The Future of Cancer Research

Hey everyone, this is kinda OT, but it’s such an incredible story and something I’m very proud of. Slalom, and specifically the Atlanta office where I work was the consulting firm featured here that partnered with the American Cancer Society and Google Cloud Platform for this project.

It does prove something about the companies and technologies we are investing in on this board. Some of them are literally changing the world and saving lives. That is a very real impact and very, very different than almost all of the super-hyped 99-2000 .coms

The best thing you can do is take 5-10 minutes and read these articles. But I’ll also provide some quotes below.

https://www.slalom.com/case-studies/american-cancer-society-…

https://cloud.google.com/customers/american-cancer-society/

Here’s how/why the project got started…

" Last year, one of Slalom’s consultants—someone who was passionate about technology and helping others—passed away from cancer. To honor him, Slalom reached out to the American Cancer Society (ACS) to see if, and how, a team of Slalom consultants could help further ACS’s mission of freeing the world from cancer."

The ACS process for cancer research…

"Every two years, ACS sent participants a follow-up questionnaire, and if someone reported that they had breast cancer, their hospital would send tumor samples to ACS. The samples were made by soaking the removed tumor in a solution that stops cellular activity, putting it in a block of wax, taking a very thin slice out of the block, staining the slice to show the different parts of the cells, and then putting the slice in a glass slide.

Since the study began, ACS has collected over 1,700 slides from women diagnosed with breast cancer. These slides can provide critical clues to help prevent and treat breast cancer—but identifying those clues was a challenge."

So…1,700 slides to review

"Most pathologists—doctors who specialize in identifying abnormalities in tissues—work in clinical care, so they’re in high demand in the research world. At ACS, there’s only one pathologist on the breast cancer research team, part-time. He spends the rest of his time with other duties at ACS.
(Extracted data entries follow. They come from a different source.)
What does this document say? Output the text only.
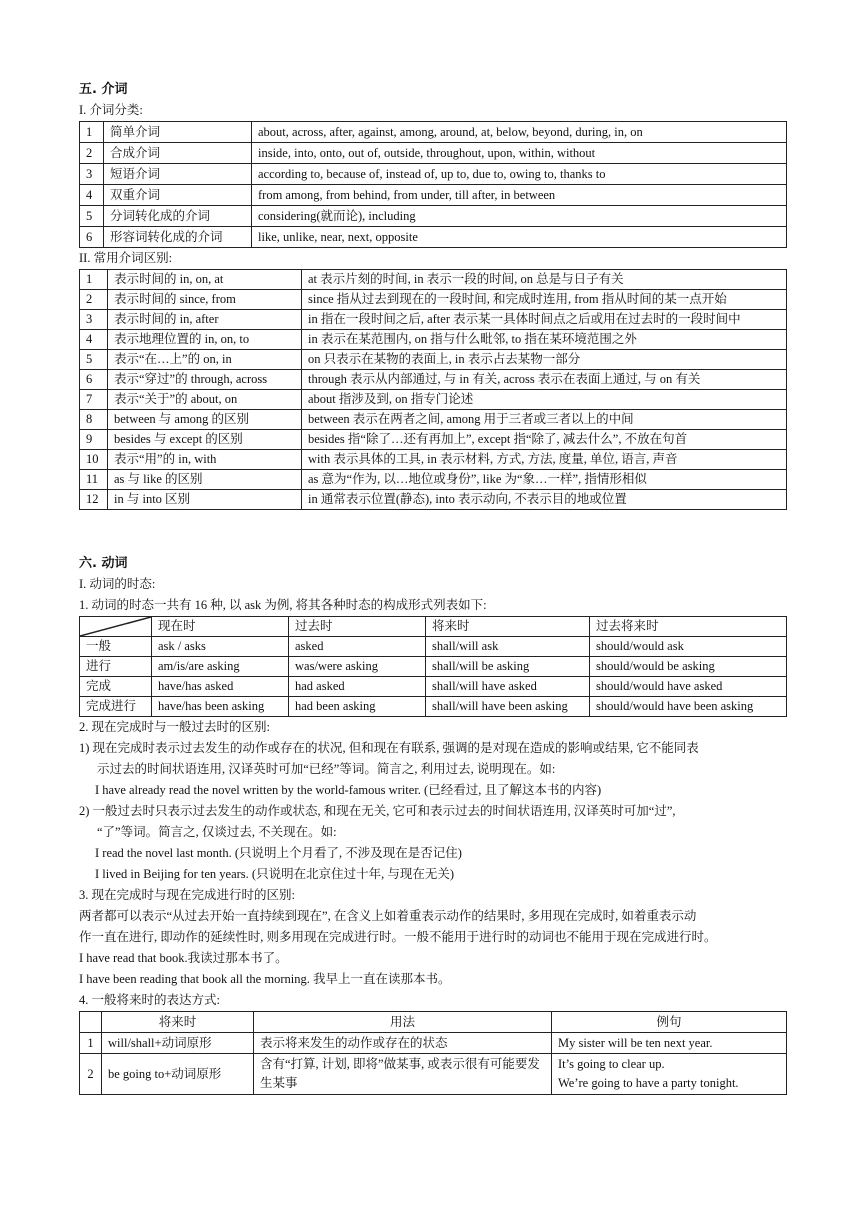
五. 介词
I. 介词分类:
1	简单介词	about, across, after, against, among, around, at, below, beyond, during, in, on
2	合成介词	inside, into, onto, out of, outside, throughout, upon, within, without
3	短语介词	according to, because of, instead of, up to, due to, owing to, thanks to
4	双重介词	from among, from behind, from under, till after, in between
5	分词转化成的介词	considering(就而论), including
6	形容词转化成的介词	like, unlike, near, next, opposite
II. 常用介词区别:
1	表示时间的 in, on, at	at 表示片刻的时间, in 表示一段的时间, on 总是与日子有关
2	表示时间的 since, from	since 指从过去到现在的一段时间, 和完成时连用, from 指从时间的某一点开始
3	表示时间的 in, after	in 指在一段时间之后, after 表示某一具体时间点之后或用在过去时的一段时间中
4	表示地理位置的 in, on, to	in 表示在某范围内, on 指与什么毗邻, to 指在某环境范围之外
5	表示“在…上”的 on, in	on 只表示在某物的表面上, in 表示占去某物一部分
6	表示“穿过”的 through, across	through 表示从内部通过, 与 in 有关, across 表示在表面上通过, 与 on 有关
7	表示“关于”的 about, on	about 指涉及到, on 指专门论述
8	between 与 among 的区别	between 表示在两者之间, among 用于三者或三者以上的中间
9	besides 与 except 的区别	besides 指“除了…还有再加上”, except 指“除了, 减去什么”, 不放在句首
10	表示“用”的 in, with	with 表示具体的工具, in 表示材料, 方式, 方法, 度量, 单位, 语言, 声音
11	as 与 like 的区别	as 意为“作为, 以…地位或身份”, like 为“象…一样”, 指情形相似
12	in 与 into 区别	in 通常表示位置(静态), into 表示动向, 不表示目的地或位置
六. 动词
I. 动词的时态:
1. 动词的时态一共有 16 种, 以 ask 为例, 将其各种时态的构成形式列表如下:
	现在时	过去时	将来时	过去将来时
一般	ask / asks	asked	shall/will ask	should/would ask
进行	am/is/are asking	was/were asking	shall/will be asking	should/would be asking
完成	have/has asked	had asked	shall/will have asked	should/would have asked
完成进行	have/has been asking	had been asking	shall/will have been asking	should/would have been asking
2. 现在完成时与一般过去时的区别:
1) 现在完成时表示过去发生的动作或存在的状况, 但和现在有联系, 强调的是对现在造成的影响或结果, 它不能同表
示过去的时间状语连用, 汉译英时可加“已经”等词。简言之, 利用过去, 说明现在。如:
I have already read the novel written by the world-famous writer. (已经看过, 且了解这本书的内容)
2) 一般过去时只表示过去发生的动作或状态, 和现在无关, 它可和表示过去的时间状语连用, 汉译英时可加“过”,
“了”等词。简言之, 仅谈过去, 不关现在。如:
I read the novel last month. (只说明上个月看了, 不涉及现在是否记住)
I lived in Beijing for ten years. (只说明在北京住过十年, 与现在无关)
3. 现在完成时与现在完成进行时的区别:
两者都可以表示“从过去开始一直持续到现在”, 在含义上如着重表示动作的结果时, 多用现在完成时, 如着重表示动
作一直在进行, 即动作的延续性时, 则多用现在完成进行时。一般不能用于进行时的动词也不能用于现在完成进行时。
I have read that book.我读过那本书了。
I have been reading that book all the morning. 我早上一直在读那本书。
4. 一般将来时的表达方式:
	将来时	用法	例句
1	will/shall+动词原形	表示将来发生的动作或存在的状态	My sister will be ten next year.

2	be going to+动词原形	含有“打算, 计划, 即将”做某事, 或表示很有可能要发生某事	It’s going to clear up.
We’re going to have a party tonight.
“Imagine how long it takes someone to look at those 1,700 images one by one,” says Michelle Yi, Slalom solution principal. “We wanted to be able to scale that work with machine learning.”

What the new process looks like…

"First, we converted all the tissue images from their proprietary format into a standard TIFF format and saved them on Google Cloud. Now, the images can be analyzed by a machine, and if anything ever happens to the physical slides, the data won’t be lost.

The next step was to scrub the tissue slides of any inconsistencies that could skew the analysis. A lot has changed since 1992 in terms of how pathologists treat the slides. In the 90s, pathologists mixed the tissue dye by hand, which means there’s been a lot of color variations in the slides over the years. “We had some slides that were a light pink and some that were a dark purple,” says Gaudet. Also, some pathologists would write directly on the slides with Sharpies, circling a tumor or making notes."

Once we flagged and filtered out any irrelevant markings or coloring, we were able to set up unsupervised machine learning. We told the machine to identify patterns in the tiles and create 10 clusters. Clustering is when the machine groups similar patterns, like your phone automatically searching through your photos and creating a photo album of your daughter.

“We fed the computer no information about what it was going to find,” says Gaudet. “We wanted to let it tell us where to go.”

"The machine created some clusters that the team understood, like identifying the grade of cancer, which validated that the machines were on track. “But there are also new patterns that we’re not yet unable to understand why they were clustered, which was the goal,” says Gaudet. “For example, clusters two and three—well, to my eye they look exactly the same but that’s the whole premise of the project, for the machine to identify differences that the human eye can’t.”

And the time saved is invaluable. “It could have taken a pathologist three years to do what Slalom helped us do in three months,” says Gaudet.

ACS is now analyzing these clusters to discover what the patterns are. Why did the machine group these together? What do they have in common? Are there lifestyle, diet, reproductive factors that are connected to that pattern?

“We’re looking at the clusters that the Slalom team provided us and relating them back to breast cancer survival,” says Gaudet."